1. Call userService.getUserBean( 2 )
2. The userService contacts the userGateway's readBean( id ) method which hits the databases and returns a query of 1 singular row of data.
3. The userGateway then takes that data and inits a singular user bean based off the data by calling the user.cfc and passing in init() data.
4. The userGateway then sends that user bean back to the userService which returns the bean back to the caller.
Do I have that down?
That looks right to me. I am hoping someone with more OOP experience can jump in and confirm, though.
I had spoke to Adam Tuttle, and one of my core problems was that I wanted to OOP-ify everything, lol.

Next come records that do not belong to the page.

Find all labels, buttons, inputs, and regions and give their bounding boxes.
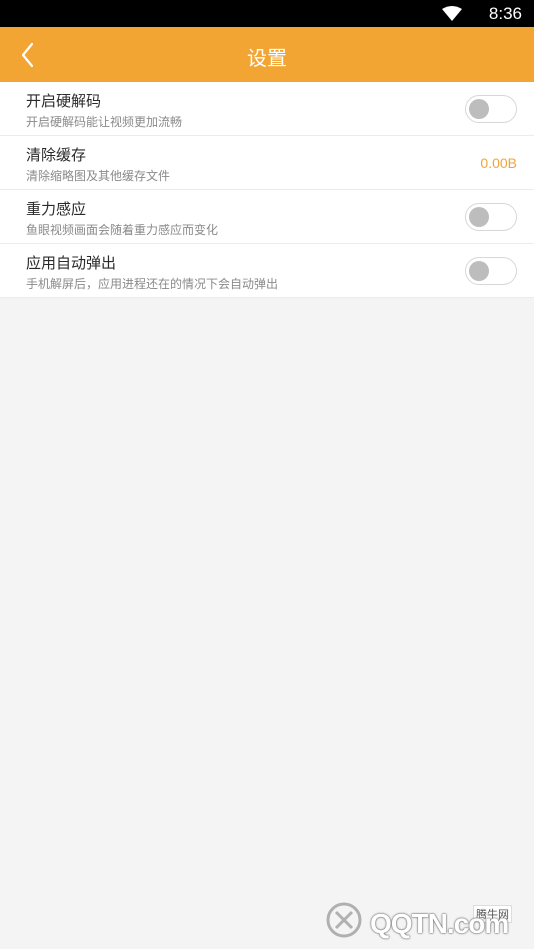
setting-auto-popup[interactable]: 应用自动弹出 手机解屏后，应用进程还在的情况下会自动弹出: [0, 244, 534, 298]
status-time: 8:36: [488, 4, 522, 23]
setting-hardware-decoding[interactable]: 开启硬解码 开启硬解码能让视频更加流畅: [0, 82, 534, 136]
toggle-knob: [469, 99, 489, 119]
toggle-knob: [469, 261, 489, 281]
setting-title: 重力感应: [26, 200, 87, 218]
setting-title: 开启硬解码: [26, 92, 102, 110]
hardware-decoding-toggle[interactable]: [465, 95, 517, 123]
app-bar: 设置: [0, 27, 534, 82]
gravity-sensor-toggle[interactable]: [465, 203, 517, 231]
status-bar: 8:36: [0, 0, 534, 27]
toggle-knob: [469, 207, 489, 227]
setting-title: 清除缓存: [26, 146, 87, 164]
setting-gravity-sensor[interactable]: 重力感应 鱼眼视频画面会随着重力感应而变化: [0, 190, 534, 244]
auto-popup-toggle[interactable]: [465, 257, 517, 285]
setting-subtitle: 手机解屏后，应用进程还在的情况下会自动弹出: [26, 277, 279, 291]
watermark-text: QQTN.com: [370, 908, 509, 939]
cache-size-value: 0.00B: [480, 155, 517, 171]
wifi-icon: [442, 6, 462, 21]
setting-subtitle: 鱼眼视频画面会随着重力感应而变化: [26, 223, 219, 237]
setting-clear-cache[interactable]: 清除缓存 清除缩略图及其他缓存文件 0.00B: [0, 136, 534, 190]
settings-list: 开启硬解码 开启硬解码能让视频更加流畅 清除缓存 清除缩略图及其他缓存文件 0.…: [0, 82, 534, 298]
setting-subtitle: 开启硬解码能让视频更加流畅: [26, 115, 183, 129]
page-title: 设置: [247, 46, 287, 70]
setting-title: 应用自动弹出: [26, 254, 117, 272]
setting-subtitle: 清除缩略图及其他缓存文件: [26, 169, 171, 183]
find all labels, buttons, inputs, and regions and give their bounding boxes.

For example, I have a structure that's stored into the SESSION scope and it holds data about the user. So naturally, I start building a userBean and going through this whole process and he noted that objects should be considered very carefully if stored into persistent scopes like SESSION, APPLICATION, etc. Because he said that they are not that memory-efficient, and if I just get out of hand throwing objects into memory, I'll end up using a ton of memory. His suggestion: just use the structure. Not everything has to be an object.
Of course, now it has me wondering. "Well, then what DOES warrant turning into an object?"

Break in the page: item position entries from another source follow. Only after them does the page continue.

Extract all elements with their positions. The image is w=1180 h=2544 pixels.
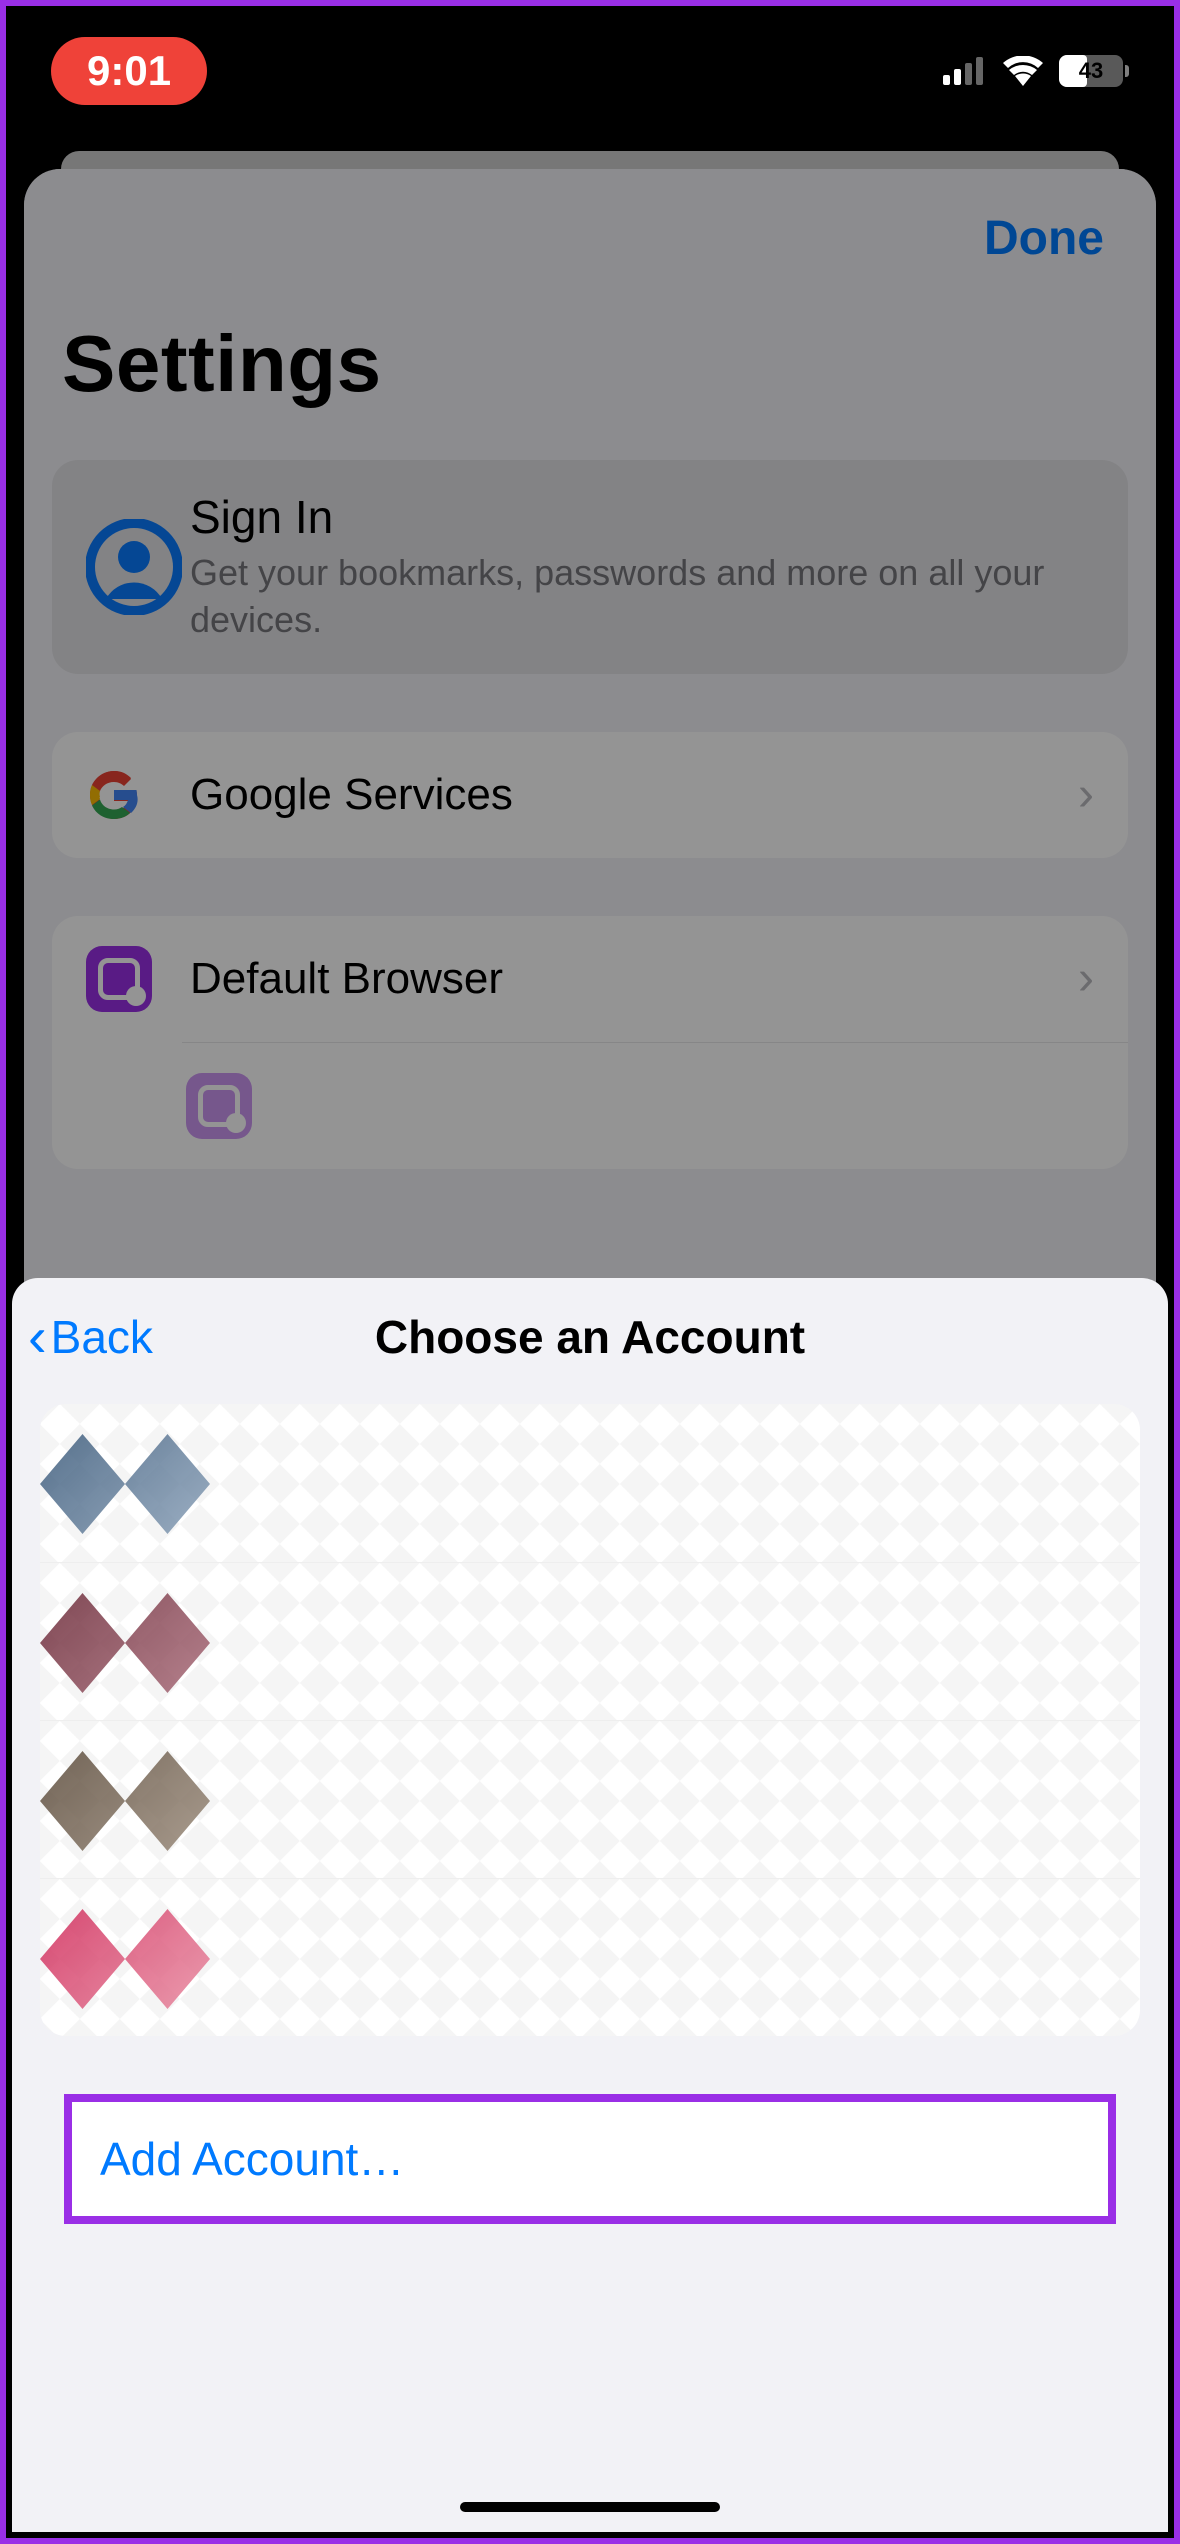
- battery-indicator: 43: [1059, 55, 1129, 87]
- recording-time-pill[interactable]: 9:01: [51, 37, 207, 105]
- account-row[interactable]: [40, 1878, 1140, 2036]
- done-button[interactable]: Done: [984, 211, 1104, 266]
- default-browser-icon: [86, 946, 152, 1012]
- status-time: 9:01: [87, 47, 171, 94]
- account-row[interactable]: [40, 1562, 1140, 1720]
- choose-account-sheet: ‹ Back Choose an Account: [12, 1278, 1168, 2532]
- google-services-label: Google Services: [190, 770, 1078, 820]
- home-indicator[interactable]: [460, 2502, 720, 2512]
- profile-icon: [86, 519, 190, 615]
- back-label: Back: [51, 1310, 153, 1364]
- browser-settings-card: Default Browser ›: [52, 916, 1128, 1169]
- account-row[interactable]: [40, 1404, 1140, 1562]
- google-icon: [86, 767, 190, 823]
- cellular-signal-icon: [943, 57, 987, 85]
- device-frame: 9:01 43: [0, 0, 1180, 2544]
- back-button[interactable]: ‹ Back: [28, 1309, 153, 1365]
- sign-in-card[interactable]: Sign In Get your bookmarks, passwords an…: [52, 460, 1128, 674]
- add-account-label: Add Account…: [100, 2132, 1080, 2186]
- add-account-button[interactable]: Add Account…: [64, 2094, 1116, 2224]
- chevron-right-icon: ›: [1078, 767, 1094, 822]
- default-browser-row[interactable]: Default Browser ›: [52, 916, 1128, 1042]
- google-services-card[interactable]: Google Services ›: [52, 732, 1128, 858]
- settings-row-icon: [186, 1073, 252, 1139]
- status-icons: 43: [943, 55, 1129, 87]
- chevron-left-icon: ‹: [28, 1309, 47, 1365]
- account-row[interactable]: [40, 1720, 1140, 1878]
- partial-row: [182, 1042, 1128, 1169]
- settings-title: Settings: [52, 266, 1128, 460]
- sign-in-subtitle: Get your bookmarks, passwords and more o…: [190, 550, 1094, 644]
- accounts-list: [40, 1404, 1140, 2036]
- status-bar: 9:01 43: [6, 6, 1174, 136]
- sheet-header: ‹ Back Choose an Account: [12, 1278, 1168, 1396]
- stacked-sheet-edge: [61, 151, 1119, 169]
- default-browser-label: Default Browser: [190, 954, 1078, 1004]
- wifi-icon: [1001, 56, 1045, 86]
- battery-percent: 43: [1079, 58, 1103, 84]
- sign-in-title: Sign In: [190, 490, 1094, 544]
- chevron-right-icon: ›: [1078, 951, 1094, 1006]
- sheet-title: Choose an Account: [375, 1310, 805, 1364]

I just finished reading Matt Gifford's OOP in ColdFusion book, and it did a great job in teaching principles, but I'm still pondering the above question.
My personal opinion is that if you are using the bean to only hold values and are not adding methods to perform manipulation of those somewhat static values, and you are not going to be performing CRUD operations on the bean (other than Read), then a structure is appropriate for that use case (and less work to code). I don't think everyone should rush to "OBJECT ALL THE THINGS!" . Use OOP when it makes sense. I'm still trying to get there myself, so I feel your pain trying to sort all this out.
True enough, Carl. Glad to see others on the same road. Hey, get out of my lane!
If there is anything I've learned while developing my own framework, it's that it is ALWAYS worth your time to learn about a subject matter to the point of comprehension vs. taking on the task of "doing it as you learn it". The latter is something I've done too many times, only to have to refactor my code repeatedly. But the former is hard to do, since the subject matter is so in-depth, and you'd really need someone who'se "Been there, done that" to bounce the myriad of questions off of in order to make sure I am comprehending this properly.
I love those Eureka moments, and I feel I'm inching forward to this one.
That "Learn CF in a Week" website stated that I need to avoid the 5:1 in syndrome of feeling that a DAO, Service, Gateway, Bean and Controller need to be made for everything. They suggest merging the DAO, Gateway and Service, where possible. I think the guidelines you just listed make a lot of sense.